Sunday, March 28, 2010

RESTful WS & ROA in JDC 2010 (My Presentation)

In Java Developer Conference 2010 , i have spoken about the RESTful Web Serivces and Resource Oriented Architecture.

I gave overview over the basic web concepts , REST concepts , how to implement RESTful WS using Jersey implementation of the Java specification JAX-RS (JSR-311), using Ajax with RESTful WS and finally what is known as ROA (Resource Oriented Architecture)

The term REST comes from Roy Fielding's PhD dissertation, published in 2000, and it stands for REpresentational State Transfer. REST by itself is not architecture.

REST is a set of constraints that, when applied to the design of a system, creates a software architectural style.

Fielding ends with the following constraints that define a RESTful system:
• It must be a client-server system
• It has to be stateless—there should be no need for the service to keep users’ sessions; in other words, each request should be independent of others
• It has to support a caching system—the network infrastructure should support cache at different levels
• It has to be uniformly accessible—each resource must have a unique address and a valid point of access
• It has to be layered—it must support scalability
• And others.

These constraints don't dictate what kind of technology to use; they only define how data is transferred between components and what are the benefits of following the guidelines.
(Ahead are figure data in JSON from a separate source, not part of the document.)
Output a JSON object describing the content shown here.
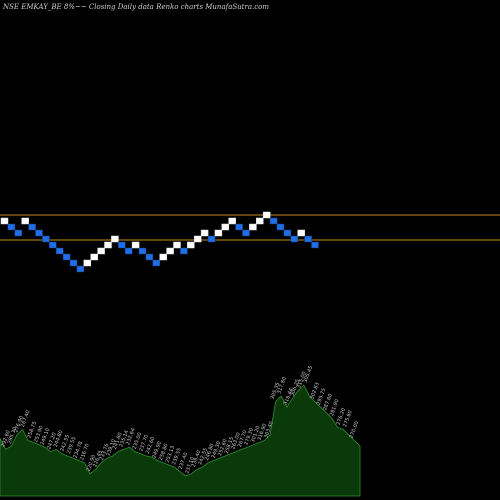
{
  "header": {
    "symbol": "NSE EMKAY_BE 8%~~ Closing Daily data  Renko charts MunafaSutra.com"
  },
  "colors": {
    "background": "#000000",
    "up_brick": "#ffffff",
    "down_brick": "#1e6fe8",
    "brick_outline": "#1a3a7a",
    "level_line": "#c08a1e",
    "volume_fill": "#0a3a0a",
    "volume_stroke": "#2f8f2f",
    "label": "#c8c8c8"
  },
  "chart_data": {
    "type": "renko",
    "bricks": [
      {
        "dir": "up",
        "level": 0
      },
      {
        "dir": "down",
        "level": -1
      },
      {
        "dir": "down",
        "level": -2
      },
      {
        "dir": "up",
        "level": 0
      },
      {
        "dir": "down",
        "level": -1
      },
      {
        "dir": "down",
        "level": -2
      },
      {
        "dir": "down",
        "level": -3
      },
      {
        "dir": "down",
        "level": -4
      },
      {
        "dir": "down",
        "level": -5
      },
      {
        "dir": "down",
        "level": -6
      },
      {
        "dir": "down",
        "level": -7
      },
      {
        "dir": "down",
        "level": -8
      },
      {
        "dir": "up",
        "level": -7
      },
      {
        "dir": "up",
        "level": -6
      },
      {
        "dir": "up",
        "level": -5
      },
      {
        "dir": "up",
        "level": -4
      },
      {
        "dir": "up",
        "level": -3
      },
      {
        "dir": "down",
        "level": -4
      },
      {
        "dir": "down",
        "level": -5
      },
      {
        "dir": "up",
        "level": -4
      },
      {
        "dir": "down",
        "level": -5
      },
      {
        "dir": "down",
        "level": -6
      },
      {
        "dir": "down",
        "level": -7
      },
      {
        "dir": "up",
        "level": -6
      },
      {
        "dir": "up",
        "level": -5
      },
      {
        "dir": "up",
        "level": -4
      },
      {
        "dir": "down",
        "level": -5
      },
      {
        "dir": "up",
        "level": -4
      },
      {
        "dir": "up",
        "level": -3
      },
      {
        "dir": "up",
        "level": -2
      },
      {
        "dir": "down",
        "level": -3
      },
      {
        "dir": "up",
        "level": -2
      },
      {
        "dir": "up",
        "level": -1
      },
      {
        "dir": "up",
        "level": 0
      },
      {
        "dir": "down",
        "level": -1
      },
      {
        "dir": "down",
        "level": -2
      },
      {
        "dir": "up",
        "level": -1
      },
      {
        "dir": "up",
        "level": 0
      },
      {
        "dir": "up",
        "level": 1
      },
      {
        "dir": "down",
        "level": 0
      },
      {
        "dir": "down",
        "level": -1
      },
      {
        "dir": "down",
        "level": -2
      },
      {
        "dir": "down",
        "level": -3
      },
      {
        "dir": "up",
        "level": -2
      },
      {
        "dir": "down",
        "level": -3
      },
      {
        "dir": "down",
        "level": -4
      }
    ],
    "levels": [
      1,
      -3
    ],
    "volume_profile": [
      0.52,
      0.42,
      0.45,
      0.55,
      0.6,
      0.5,
      0.48,
      0.46,
      0.44,
      0.4,
      0.42,
      0.38,
      0.36,
      0.34,
      0.32,
      0.3,
      0.2,
      0.24,
      0.3,
      0.34,
      0.36,
      0.4,
      0.42,
      0.44,
      0.4,
      0.38,
      0.36,
      0.35,
      0.32,
      0.3,
      0.28,
      0.26,
      0.22,
      0.18,
      0.2,
      0.24,
      0.26,
      0.3,
      0.32,
      0.34,
      0.36,
      0.38,
      0.4,
      0.42,
      0.44,
      0.46,
      0.48,
      0.5,
      0.55,
      0.85,
      0.9,
      0.8,
      0.88,
      0.95,
      1.0,
      0.9,
      0.85,
      0.8,
      0.75,
      0.7,
      0.62,
      0.6,
      0.55,
      0.5,
      0.45
    ],
    "volume_labels": [
      "292.60",
      "285.30",
      "276.90",
      "267.40",
      "258.75",
      "253.90",
      "249.10",
      "247.20",
      "244.80",
      "242.55",
      "239.55",
      "234.78",
      "216.70",
      "220.90",
      "226.45",
      "233.76",
      "239.10",
      "241.80",
      "235.14",
      "232.64",
      "235.00",
      "237.70",
      "242.60",
      "249.90",
      "258.80",
      "253.13",
      "239.55",
      "237.40",
      "237.10",
      "239.40",
      "242.55",
      "246.80",
      "249.30",
      "252.60",
      "258.15",
      "263.00",
      "267.70",
      "279.30",
      "301.20",
      "316.90",
      "303.40",
      "305.35",
      "317.80",
      "316.44",
      "306.25",
      "315.00",
      "305.45",
      "302.83",
      "295.75",
      "287.60",
      "281.90",
      "276.20",
      "275.60",
      "270.00"
    ]
  }
}
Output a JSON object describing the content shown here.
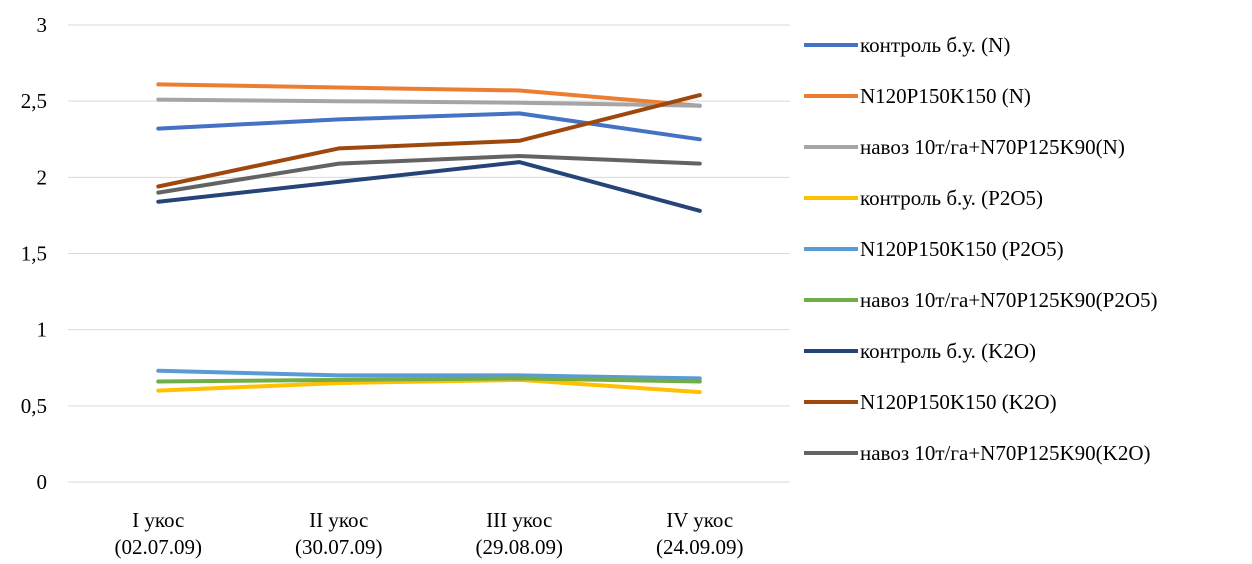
{
  "chart_data": {
    "type": "line",
    "title": "",
    "xlabel": "",
    "ylabel": "",
    "ylim": [
      0,
      3
    ],
    "yticks": [
      "0",
      "0,5",
      "1",
      "1,5",
      "2",
      "2,5",
      "3"
    ],
    "grid": true,
    "legend_position": "right",
    "categories": [
      [
        "I укос",
        "(02.07.09)"
      ],
      [
        "II  укос",
        "(30.07.09)"
      ],
      [
        "III укос",
        "(29.08.09)"
      ],
      [
        "IV укос",
        "(24.09.09)"
      ]
    ],
    "series": [
      {
        "name": "контроль б.у. (N)",
        "color": "#4472C4",
        "values": [
          2.32,
          2.38,
          2.42,
          2.25
        ]
      },
      {
        "name": "N120P150K150 (N)",
        "color": "#ED7D31",
        "values": [
          2.61,
          2.59,
          2.57,
          2.47
        ]
      },
      {
        "name": "навоз 10т/га+N70P125K90(N)",
        "color": "#A5A5A5",
        "values": [
          2.51,
          2.5,
          2.49,
          2.47
        ]
      },
      {
        "name": "контроль б.у.  (P2O5)",
        "color": "#FFC000",
        "values": [
          0.6,
          0.65,
          0.67,
          0.59
        ]
      },
      {
        "name": "N120P150K150 (P2O5)",
        "color": "#5B9BD5",
        "values": [
          0.73,
          0.7,
          0.7,
          0.68
        ]
      },
      {
        "name": "навоз 10т/га+N70P125K90(P2O5)",
        "color": "#70AD47",
        "values": [
          0.66,
          0.67,
          0.68,
          0.66
        ]
      },
      {
        "name": "контроль б.у.  (K2O)",
        "color": "#264478",
        "values": [
          1.84,
          1.97,
          2.1,
          1.78
        ]
      },
      {
        "name": "N120P150K150 (K2O)",
        "color": "#9E480E",
        "values": [
          1.94,
          2.19,
          2.24,
          2.54
        ]
      },
      {
        "name": "навоз 10т/га+N70P125K90(K2O)",
        "color": "#636363",
        "values": [
          1.9,
          2.09,
          2.14,
          2.09
        ]
      }
    ]
  }
}
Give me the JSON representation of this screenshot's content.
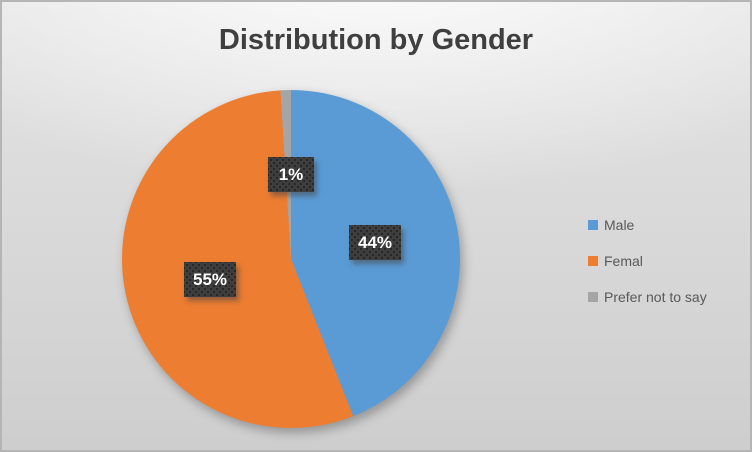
{
  "title": "Distribution by Gender",
  "chart_data": {
    "type": "pie",
    "title": "Distribution by Gender",
    "categories": [
      "Male",
      "Femal",
      "Prefer not to say"
    ],
    "values": [
      44,
      55,
      1
    ],
    "value_unit": "percent",
    "colors": [
      "#5B9BD5",
      "#ED7D31",
      "#A5A5A5"
    ],
    "data_labels": [
      "44%",
      "55%",
      "1%"
    ],
    "start_angle_deg": 0,
    "direction": "clockwise",
    "legend_position": "right",
    "grid": false
  },
  "legend": {
    "items": [
      {
        "label": "Male",
        "color": "#5B9BD5"
      },
      {
        "label": "Femal",
        "color": "#ED7D31"
      },
      {
        "label": "Prefer not to say",
        "color": "#A5A5A5"
      }
    ]
  },
  "data_labels": {
    "male": "44%",
    "femal": "55%",
    "prefer_not_to_say": "1%"
  }
}
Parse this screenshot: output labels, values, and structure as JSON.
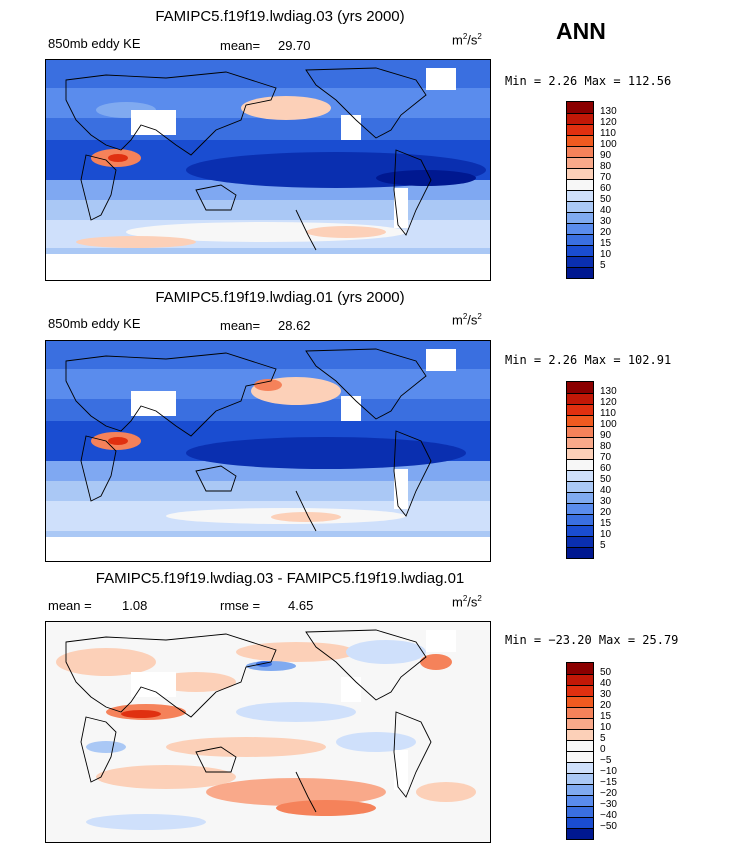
{
  "season": "ANN",
  "panels": [
    {
      "title": "FAMIPC5.f19f19.lwdiag.03 (yrs 2000)",
      "left_label": "850mb eddy KE",
      "stat1_label": "mean=",
      "stat1_value": "29.70",
      "units": "m",
      "units_sup1": "2",
      "units_mid": "/s",
      "units_sup2": "2",
      "minmax": "Min =    2.26  Max = 112.56",
      "colorbar": {
        "labels": [
          "130",
          "120",
          "110",
          "100",
          "90",
          "80",
          "70",
          "60",
          "50",
          "40",
          "30",
          "20",
          "15",
          "10",
          "5"
        ],
        "colors": [
          "#8b0000",
          "#c21807",
          "#e03010",
          "#f05a20",
          "#f5825a",
          "#f9a98a",
          "#fcd0b8",
          "#f7f7f7",
          "#cfe0fb",
          "#aac8f5",
          "#80aaf0",
          "#5a8ced",
          "#3a6fe0",
          "#1a4dd1",
          "#0a2fb0",
          "#001890"
        ]
      }
    },
    {
      "title": "FAMIPC5.f19f19.lwdiag.01 (yrs 2000)",
      "left_label": "850mb eddy KE",
      "stat1_label": "mean=",
      "stat1_value": "28.62",
      "units": "m",
      "units_sup1": "2",
      "units_mid": "/s",
      "units_sup2": "2",
      "minmax": "Min =    2.26  Max = 102.91",
      "colorbar": {
        "labels": [
          "130",
          "120",
          "110",
          "100",
          "90",
          "80",
          "70",
          "60",
          "50",
          "40",
          "30",
          "20",
          "15",
          "10",
          "5"
        ],
        "colors": [
          "#8b0000",
          "#c21807",
          "#e03010",
          "#f05a20",
          "#f5825a",
          "#f9a98a",
          "#fcd0b8",
          "#f7f7f7",
          "#cfe0fb",
          "#aac8f5",
          "#80aaf0",
          "#5a8ced",
          "#3a6fe0",
          "#1a4dd1",
          "#0a2fb0",
          "#001890"
        ]
      }
    },
    {
      "title": "FAMIPC5.f19f19.lwdiag.03 - FAMIPC5.f19f19.lwdiag.01",
      "left_label": "mean =",
      "left_value": "1.08",
      "stat1_label": "rmse =",
      "stat1_value": "4.65",
      "units": "m",
      "units_sup1": "2",
      "units_mid": "/s",
      "units_sup2": "2",
      "minmax": "Min = −23.20  Max =  25.79",
      "colorbar": {
        "labels": [
          "50",
          "40",
          "30",
          "20",
          "15",
          "10",
          "5",
          "0",
          "−5",
          "−10",
          "−15",
          "−20",
          "−30",
          "−40",
          "−50"
        ],
        "colors": [
          "#8b0000",
          "#c21807",
          "#e03010",
          "#f05a20",
          "#f5825a",
          "#f9a98a",
          "#fcd0b8",
          "#f7f7f7",
          "#f7f7f7",
          "#cfe0fb",
          "#aac8f5",
          "#80aaf0",
          "#5a8ced",
          "#3a6fe0",
          "#1a4dd1",
          "#001890"
        ]
      }
    }
  ]
}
Therefore, a RESTful system can be implemented in any networking architecture available.

More important, there is no need for us to invent new technologies or networking protocols: we can use existing networking infrastructures such as the Web to create RESTful architectures.

Consequently, a RESTful architecture is one that is maintainable, extendable, and distributed.

In September, 2009, the final release of Sun JAX-RS (JSR-311) provides a high level declarative programming model; with the ability to create Restful Web Services by using this implementation we can achieve Resource Oriented Architecture (ROA).